Tuesday, July 8, 2014

Therapeutic Landscapes: An Evidence-Based Approach to Designing Healing Gardens and Restorative Outdoor Spaces


Edited by my professor Clare Cooper Marcus and fellow alumni Naomi Sachs, both of whom I had the privilege to accompany during the a 2011 ASLA San Diego Healing Garden Tour. The book is described as follows: "This comprehensive and authoritative guide offers an evidence-based overview of healing gardens and therapeutic landscapes from planning to post-occupancy evaluation. It provides general guidelines for designers and other stakeholders in a variety of projects, as well as patient-specific guidelines covering twelve categories ranging from burn patients, psychiatric patients, to hospice and Alzheimer's patients, among others.

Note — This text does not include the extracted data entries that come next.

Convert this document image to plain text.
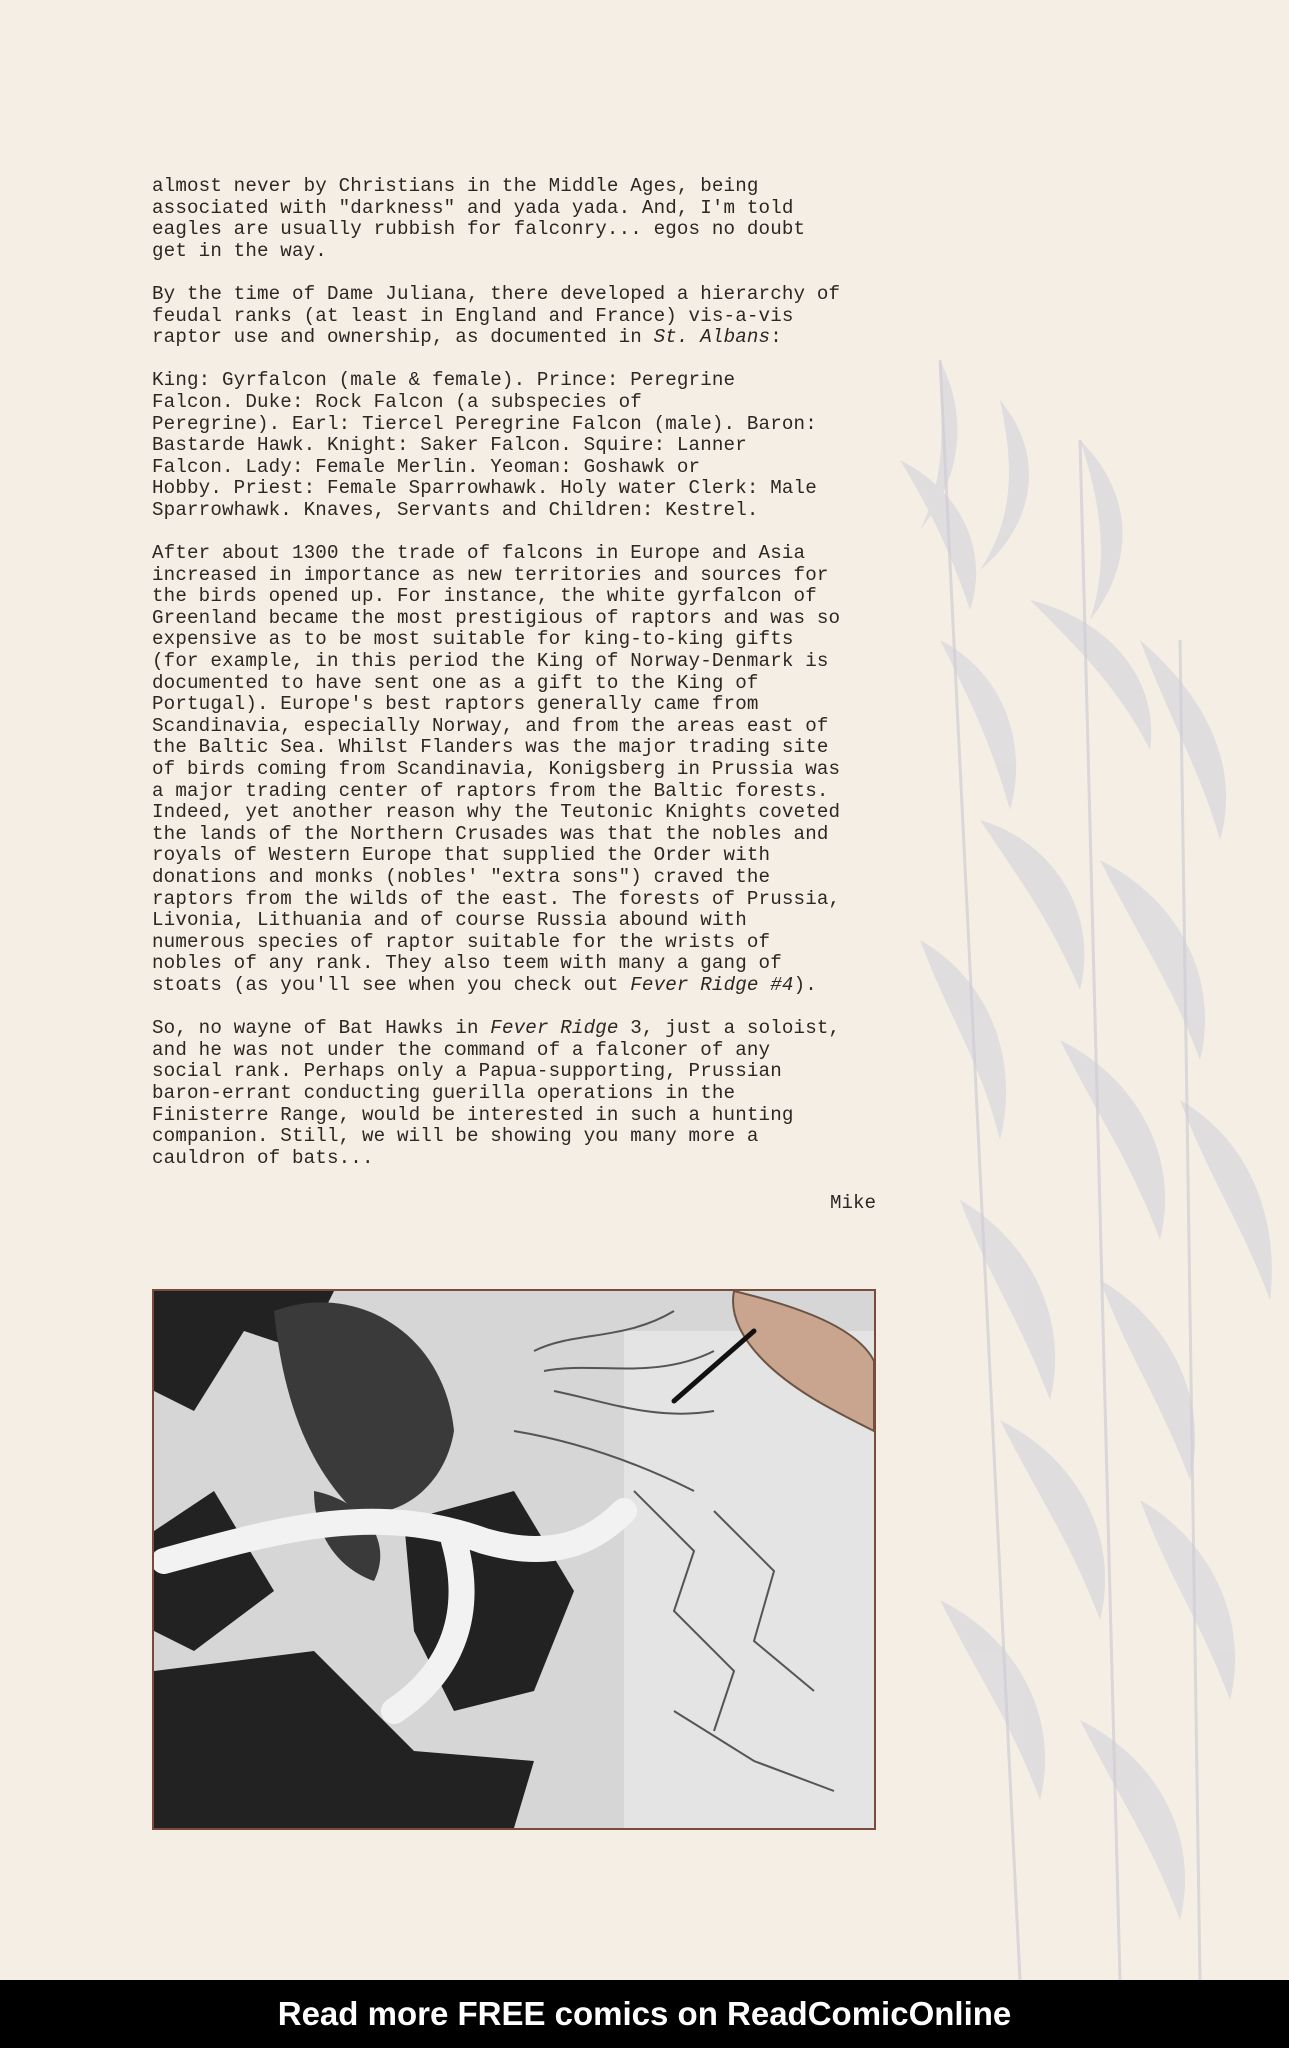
almost never by Christians in the Middle Ages, being
associated with "darkness" and yada yada. And, I'm told
eagles are usually rubbish for falconry... egos no doubt
get in the way.
By the time of Dame Juliana, there developed a hierarchy of
feudal ranks (at least in England and France) vis-a-vis
raptor use and ownership, as documented in St. Albans:
King: Gyrfalcon (male & female). Prince: Peregrine
Falcon. Duke: Rock Falcon (a subspecies of
Peregrine). Earl: Tiercel Peregrine Falcon (male). Baron:
Bastarde Hawk. Knight: Saker Falcon. Squire: Lanner
Falcon. Lady: Female Merlin. Yeoman: Goshawk or
Hobby. Priest: Female Sparrowhawk. Holy water Clerk: Male
Sparrowhawk. Knaves, Servants and Children: Kestrel.
After about 1300 the trade of falcons in Europe and Asia
increased in importance as new territories and sources for
the birds opened up. For instance, the white gyrfalcon of
Greenland became the most prestigious of raptors and was so
expensive as to be most suitable for king-to-king gifts
(for example, in this period the King of Norway-Denmark is
documented to have sent one as a gift to the King of
Portugal). Europe's best raptors generally came from
Scandinavia, especially Norway, and from the areas east of
the Baltic Sea. Whilst Flanders was the major trading site
of birds coming from Scandinavia, Konigsberg in Prussia was
a major trading center of raptors from the Baltic forests.
Indeed, yet another reason why the Teutonic Knights coveted
the lands of the Northern Crusades was that the nobles and
royals of Western Europe that supplied the Order with
donations and monks (nobles' "extra sons") craved the
raptors from the wilds of the east. The forests of Prussia,
Livonia, Lithuania and of course Russia abound with
numerous species of raptor suitable for the wrists of
nobles of any rank. They also teem with many a gang of
stoats (as you'll see when you check out Fever Ridge #4).
So, no wayne of Bat Hawks in Fever Ridge 3, just a soloist,
and he was not under the command of a falconer of any
social rank. Perhaps only a Papua-supporting, Prussian
baron-errant conducting guerilla operations in the
Finisterre Range, would be interested in such a hunting
companion. Still, we will be showing you many more a
cauldron of bats...
Mike
Read more FREE comics on ReadComicOnline
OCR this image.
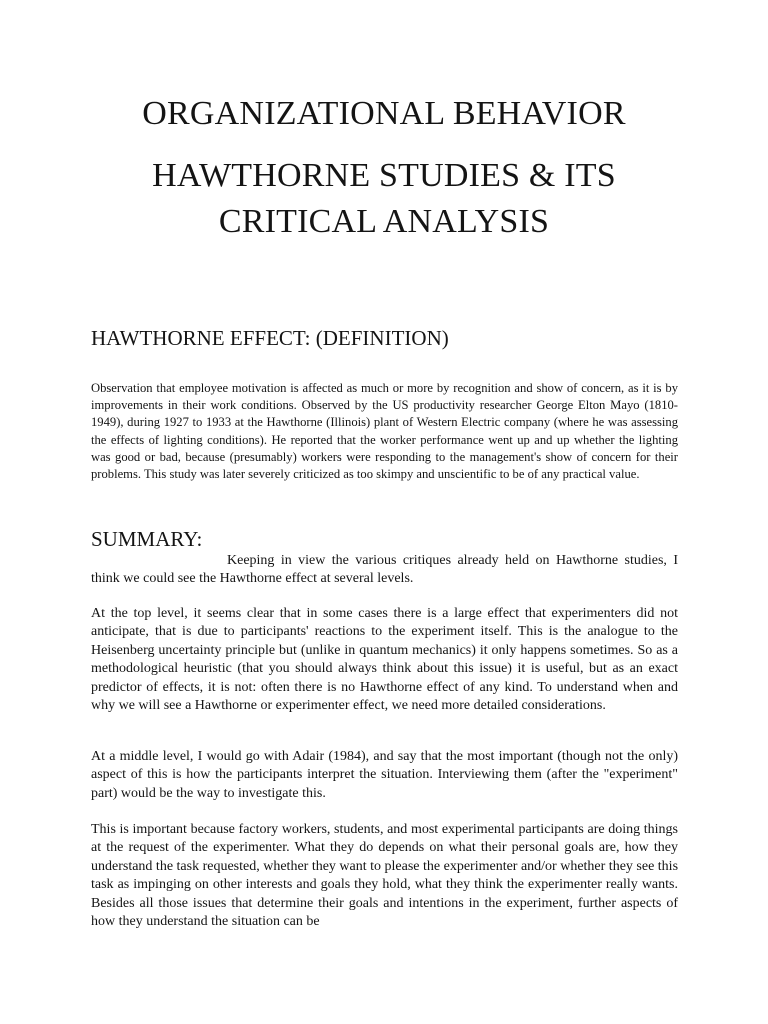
ORGANIZATIONAL BEHAVIOR
HAWTHORNE STUDIES & ITS
CRITICAL ANALYSIS
HAWTHORNE EFFECT: (DEFINITION)

Observation that employee motivation is affected as much or more by recognition and show of concern, as it is by improvements in their work conditions. Observed by the US productivity researcher George Elton Mayo (1810-1949), during 1927 to 1933 at the Hawthorne (Illinois) plant of Western Electric company (where he was assessing the effects of lighting conditions). He reported that the worker performance went up and up whether the lighting was good or bad, because (presumably) workers were responding to the management's show of concern for their problems. This study was later severely criticized as too skimpy and unscientific to be of any practical value.

SUMMARY:

Keeping in view the various critiques already held on Hawthorne studies, I think we could see the Hawthorne effect at several levels.

At the top level, it seems clear that in some cases there is a large effect that experimenters did not anticipate, that is due to participants' reactions to the experiment itself. This is the analogue to the Heisenberg uncertainty principle but (unlike in quantum mechanics) it only happens sometimes. So as a methodological heuristic (that you should always think about this issue) it is useful, but as an exact predictor of effects, it is not: often there is no Hawthorne effect of any kind. To understand when and why we will see a Hawthorne or experimenter effect, we need more detailed considerations.

At a middle level, I would go with Adair (1984), and say that the most important (though not the only) aspect of this is how the participants interpret the situation. Interviewing them (after the "experiment" part) would be the way to investigate this.

This is important because factory workers, students, and most experimental participants are doing things at the request of the experimenter. What they do depends on what their personal goals are, how they understand the task requested, whether they want to please the experimenter and/or whether they see this task as impinging on other interests and goals they hold, what they think the experimenter really wants. Besides all those issues that determine their goals and intentions in the experiment, further aspects of how they understand the situation can be
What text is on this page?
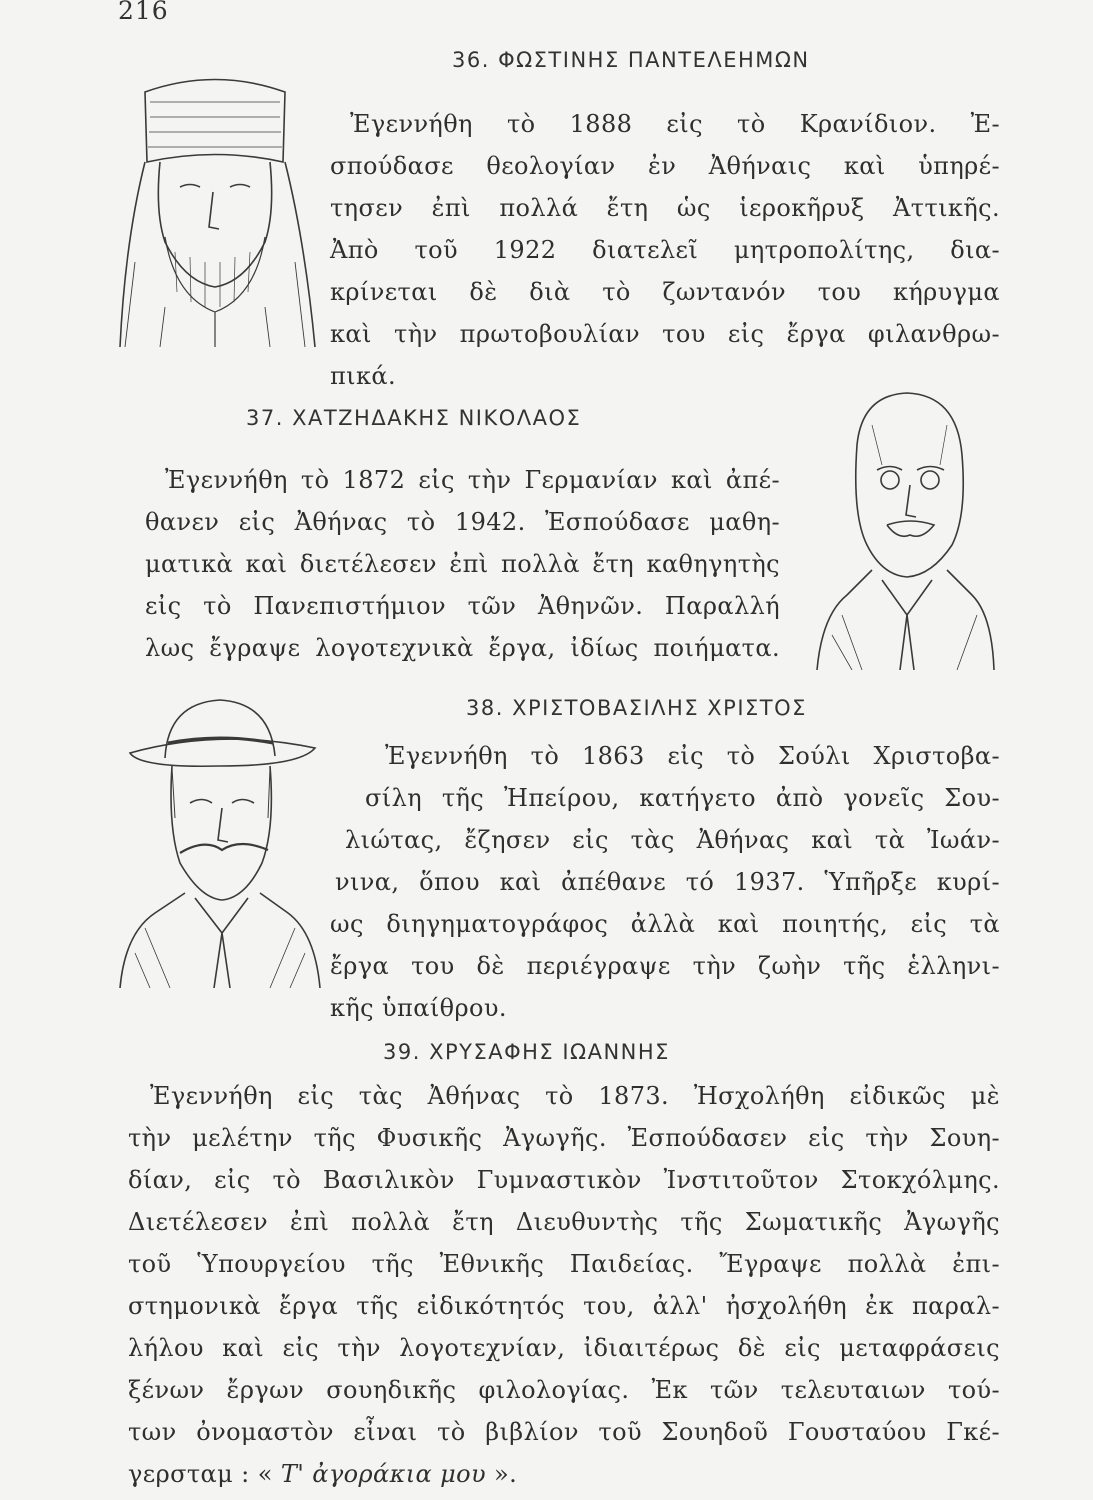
216
36. ΦΩΣΤΙΝΗΣ ΠΑΝΤΕΛΕΗΜΩΝ
Ἐγεννήθη τὸ 1888 εἰς τὸ Κρανίδιον. Ἐ-
σπούδασε θεολογίαν ἐν Ἀθήναις καὶ ὑπηρέ-
τησεν ἐπὶ πολλά ἔτη ὡς ἱεροκῆρυξ Ἀττικῆς.
Ἀπὸ τοῦ 1922 διατελεῖ μητροπολίτης, δια-
κρίνεται δὲ διὰ τὸ ζωντανόν του κήρυγμα
καὶ τὴν πρωτοβουλίαν του εἰς ἔργα φιλανθρω-
πικά.
37. ΧΑΤΖΗΔΑΚΗΣ ΝΙΚΟΛΑΟΣ
Ἐγεννήθη τὸ 1872 εἰς τὴν Γερμανίαν καὶ ἀπέ-
θανεν εἰς Ἀθήνας τὸ 1942. Ἐσπούδασε μαθη-
ματικὰ καὶ διετέλεσεν ἐπὶ πολλὰ ἔτη καθηγητὴς
εἰς τὸ Πανεπιστήμιον τῶν Ἀθηνῶν. Παραλλή
λως ἔγραψε λογοτεχνικὰ ἔργα, ἰδίως ποιήματα.
38. ΧΡΙΣΤΟΒΑΣΙΛΗΣ ΧΡΙΣΤΟΣ
Ἐγεννήθη τὸ 1863 εἰς τὸ Σούλι Χριστοβα-
σίλη τῆς Ἠπείρου, κατήγετο ἀπὸ γονεῖς Σου-
λιώτας, ἔζησεν εἰς τὰς Ἀθήνας καὶ τὰ Ἰωάν-
νινα, ὅπου καὶ ἀπέθανε τό 1937. Ὑπῆρξε κυρί-
ως διηγηματογράφος ἀλλὰ καὶ ποιητής, εἰς τὰ
ἔργα του δὲ περιέγραψε τὴν ζωὴν τῆς ἑλληνι-
κῆς ὑπαίθρου.
39. ΧΡΥΣΑΦΗΣ ΙΩΑΝΝΗΣ
Ἐγεννήθη εἰς τὰς Ἀθήνας τὸ 1873. Ἠσχολήθη εἰδικῶς μὲ
τὴν μελέτην τῆς Φυσικῆς Ἀγωγῆς. Ἐσπούδασεν εἰς τὴν Σουη-
δίαν, εἰς τὸ Βασιλικὸν Γυμναστικὸν Ἰνστιτοῦτον Στοκχόλμης.
Διετέλεσεν ἐπὶ πολλὰ ἔτη Διευθυντὴς τῆς Σωματικῆς Ἀγωγῆς
τοῦ Ὑπουργείου τῆς Ἐθνικῆς Παιδείας. Ἔγραψε πολλὰ ἐπι-
στημονικὰ ἔργα τῆς εἰδικότητός του, ἀλλ' ἠσχολήθη ἐκ παραλ-
λήλου καὶ εἰς τὴν λογοτεχνίαν, ἰδιαιτέρως δὲ εἰς μεταφράσεις
ξένων ἔργων σουηδικῆς φιλολογίας. Ἐκ τῶν τελευταιων τού-
των ὀνομαστὸν εἶναι τὸ βιβλίον τοῦ Σουηδοῦ Γουσταύου Γκέ-
γερσταμ : « Τ' ἀγοράκια μου ».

Sections on participatory design and funding offer valuable guidance to the entire team, not just designers, while a planting and maintenance chapter gives critical information to ensure that safety, longevity, and budgetary concerns are addressed."

The first edition of this book, which is now 15 years old, inspired my post-graduate fellowship research on thirteen healing gardens. It's a humbling joy to see this inspiration come full circle and be able to contribute two case studies (Bonner Hospice and The Pavilion - Senior Care Home) and several photos. This book is an overwhelming statement of compassion and love by so many wonderful souls. May it long inspire communities of care to integrate nature and health!


Tuesday, February 22, 2011

John Siegmund's Bonner Healing Garden "Stump"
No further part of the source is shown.